Overview
Proposition 1B: Education Funding. Payment Plan.
Proposition 1B creates a $9.3 billion supplemental education obligation that would be paid to schools and community colleges in lieu of any maintenance factor payment that would otherwise be required. Payments would be made in annual installments beginning in 2011-12 from the Supplemental Education Payment Account that would be created if the voters approve Proposition 1A. At the rate of 1.5 percent of General Fund revenue each year, it would take five to six years to fulfill the obligation.
The first $200 million from this source would be used to make the third and final payment for revenue limit equalization. The balance of the K-12 share would be used to increase school district revenue limits, and would be added to the Proposition 98 base.
Proposition 1B has its genesis in a dispute with the Department of Finance (DOF) over the interpretation of Proposition 98. Basically, the DOF had asserted that, since Proposition 98 would be funded at the Test 1 level next year, a maintenance factor is not accrued. This interpretation defines away a $9.3 billion maintenance factor that would otherwise be restored to the Proposition 98 base over time.
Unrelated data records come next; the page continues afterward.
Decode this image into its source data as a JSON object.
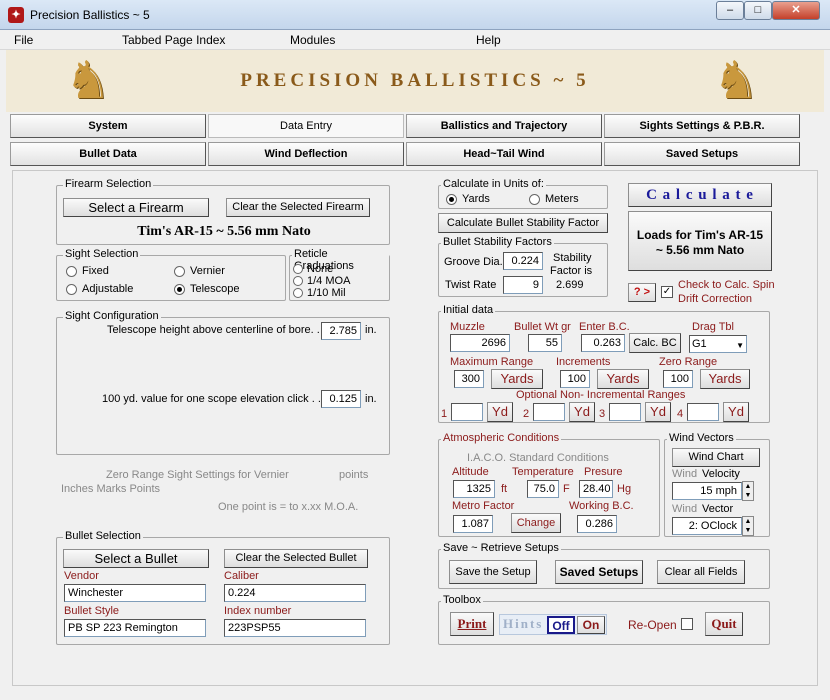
{
  "window": {
    "title": "Precision Ballistics ~ 5",
    "minimize": "–",
    "maximize": "□",
    "close": "✕"
  },
  "menu": [
    "File",
    "Tabbed Page Index",
    "Modules",
    "Help"
  ],
  "app_title": "PRECISION BALLISTICS ~ 5",
  "tabs_row1": [
    "System",
    "Data Entry",
    "Ballistics and Trajectory",
    "Sights Settings & P.B.R."
  ],
  "tabs_row2": [
    "Bullet Data",
    "Wind Deflection",
    "Head~Tail Wind",
    "Saved Setups"
  ],
  "firearm": {
    "legend": "Firearm Selection",
    "select_btn": "Select  a  Firearm",
    "clear_btn": "Clear the Selected Firearm",
    "name": "Tim's AR-15  ~  5.56 mm Nato"
  },
  "sight_sel": {
    "legend": "Sight Selection",
    "fixed": "Fixed",
    "vernier": "Vernier",
    "adjustable": "Adjustable",
    "telescope": "Telescope"
  },
  "reticle": {
    "legend": "Reticle Graduations",
    "none": "None",
    "moa": "1/4 MOA",
    "mil": "1/10 Mil"
  },
  "sight_config": {
    "legend": "Sight Configuration",
    "height_label": "Telescope height above centerline of bore. .",
    "height_value": "2.785",
    "height_unit": "in.",
    "click_label": "100 yd. value for one scope elevation click . .",
    "click_value": "0.125",
    "click_unit": "in."
  },
  "vernier": {
    "line1a": "Zero Range Sight Settings for Vernier",
    "line1b": "points",
    "line2": "Inches    Marks    Points",
    "line3": "One point is  =  to  x.xx M.O.A."
  },
  "bullet_sel": {
    "legend": "Bullet Selection",
    "select_btn": "Select  a  Bullet",
    "clear_btn": "Clear the Selected Bullet",
    "vendor_label": "Vendor",
    "vendor": "Winchester",
    "caliber_label": "Caliber",
    "caliber": "0.224",
    "style_label": "Bullet Style",
    "style": "PB SP 223 Remington",
    "index_label": "Index number",
    "index": "223PSP55"
  },
  "units": {
    "legend": "Calculate in Units of:",
    "yards": "Yards",
    "meters": "Meters"
  },
  "stab_btn": "Calculate Bullet Stability Factor",
  "stability": {
    "legend": "Bullet Stability Factors",
    "groove_label": "Groove Dia.",
    "groove": "0.224",
    "twist_label": "Twist Rate",
    "twist": "9",
    "factor_label1": "Stability",
    "factor_label2": "Factor is",
    "factor": "2.699"
  },
  "calculate_btn": "C a l c u l a t e",
  "loads_btn": "Loads for Tim's AR-15 ~ 5.56 mm Nato",
  "help_btn": "? >",
  "spin": {
    "checked": "✓",
    "label": "Check to Calc. Spin Drift Correction"
  },
  "initial": {
    "legend": "Initial data",
    "muzzle_label": "Muzzle",
    "muzzle": "2696",
    "wt_label": "Bullet Wt gr",
    "wt": "55",
    "bc_label": "Enter B.C.",
    "bc": "0.263",
    "calc_bc": "Calc. BC",
    "drag_label": "Drag Tbl",
    "drag": "G1",
    "max_label": "Maximum Range",
    "max": "300",
    "yards": "Yards",
    "inc_label": "Increments",
    "inc": "100",
    "zero_label": "Zero Range",
    "zero": "100",
    "opt_label": "Optional  Non- Incremental Ranges",
    "n1": "1",
    "n2": "2",
    "n3": "3",
    "n4": "4",
    "yd": "Yd"
  },
  "atmos": {
    "legend": "Atmospheric Conditions",
    "std": "I.A.C.O. Standard Conditions",
    "alt_label": "Altitude",
    "alt": "1325",
    "alt_unit": "ft",
    "temp_label": "Temperature",
    "temp": "75.0",
    "temp_unit": "F",
    "pres_label": "Presure",
    "pres": "28.40",
    "pres_unit": "Hg",
    "metro_label": "Metro Factor",
    "metro": "1.087",
    "change": "Change",
    "wbc_label": "Working B.C.",
    "wbc": "0.286"
  },
  "wind": {
    "legend": "Wind Vectors",
    "chart_btn": "Wind Chart",
    "wind1": "Wind",
    "vel_label": "Velocity",
    "vel": "15 mph",
    "wind2": "Wind",
    "vec_label": "Vector",
    "vec": "2: OClock"
  },
  "save": {
    "legend": "Save ~ Retrieve Setups",
    "save_btn": "Save the Setup",
    "saved_btn": "Saved Setups",
    "clear_btn": "Clear all Fields"
  },
  "toolbox": {
    "legend": "Toolbox",
    "print": "Print",
    "hints": "Hints",
    "off": "Off",
    "on": "On",
    "reopen": "Re-Open",
    "quit": "Quit"
  }
}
Although the DOF’s interpretation is legally questionable and is likely to be invalidated by the courts, Proposition 1B would render legal action unnecessary. In addition, language in the measure strengthens the legal case against the DOF interpretation in case the measure fails at the ballot.
In order for Proposition 1B to take effect, Proposition 1A must pass because it provides the funding source for making the supplemental education payments. If Proposition 1A passes but 1B does not, 1A will still take effect, but the Supplemental Education Payment Account would not be created.